Aside from this lone sobering note, Leavitt mainly taps into two classic tropes of social comedies: The weekend house party with its raft of regulars adrift from their lives, and rich Americans abroad. Allusions to Edith Wharton and Henry James abound.

Leavitt easily nails the trappings of entitlement. The 50-something hosts, whose other home is a Park Avenue apartment that's incisively described as "capacious without being grand," have three Bedlington terriers instead of children, all named after characters from Henry James. "Did anyone do anything?" Eva asks each time her husband Bruce walks them — one of the novel's many running gags. He dutifully reports who did "number one" and who did "number two." (Anything more graphic would offend Eva's sensibilities.

Bruce is nothing if not dutiful to his icy wife. Their arrangement, which has worked until now, has always been, "She does the wanting, I do the paying."

Tediously, they all dance around the exacting Eva — and talk about her endlessly even in her absence. It is hard for a character to be less appealing or interesting than Eva, unless it's her fawning friend Min Marable, a journalist who has spent decades jumping from one sinking magazine to another, which she name-drops incessantly. These two women are such easy targets, a fingerless chef could skewer them.

Min eagerly accompanies Eva to Venice, where they swoon over a fixer-upper in a palazzo on the Grand Canal that's being unloaded in a distress sale. "I long for an escape," Eva says. The toadying Min replies with what I assume is supposed to be a laugh line: "You deserve it. If anyone does, you do."

Leavitt plays these privileged, shallow characters for their unwitting part in the current reality. The male half of a couple of squabbling book editors gets the best lines and provides some relief. Recently jettisoned from his job for abusive behavior, he bitterly trashes various writers, including those who write socially engaged fiction or espouse liberal piety, and all the "f-ing Jonathans" — Lethem, Safran Foer, Franzen.

As for Eva's husband Bruce, he tries to be a good person. He clandestinely walks the dogs with the Trump-supporting neighbor Eva detests, and steps in to help his longtime secretary after she's diagnosed with cancer.

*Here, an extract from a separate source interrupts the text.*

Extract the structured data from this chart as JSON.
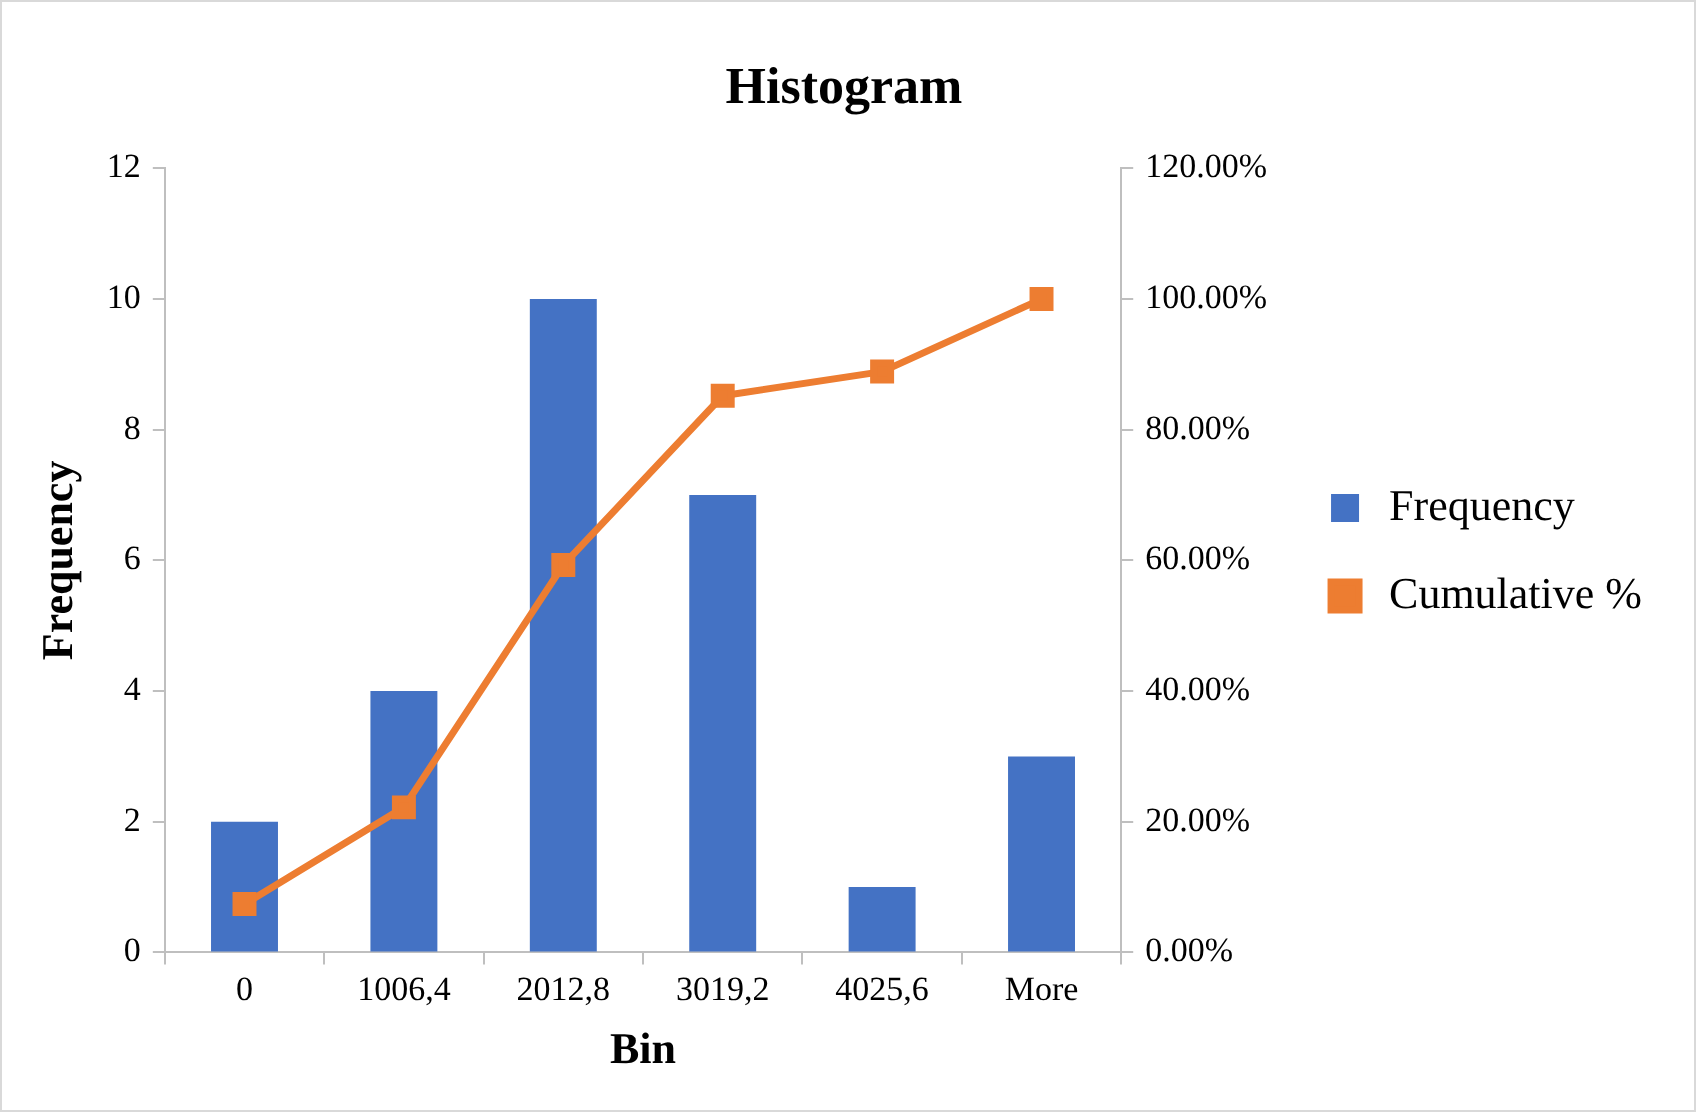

The more he learns about her messy family and finances, the more he wants to clean everything up. Guiltily, he doesn't tell his wife, though he wonders, "You couldn't disapprove of compassion — or could you?"

The irony, of course, is that Eva, who loathes the president with a passion, is as self-indulgent and lacking in compassion for others as he is.

At its best, a comedy of manners should sparkle with wit and charm. Leavitt pulls off a surprisingly sweet ending and some clever ripostes — as when Min's boss, whose married and maiden names are both Singh, quips, "What else is love but a prison?" Certainly, we could all use something to laugh about now, but passing time with these characters felt like lockdown to me.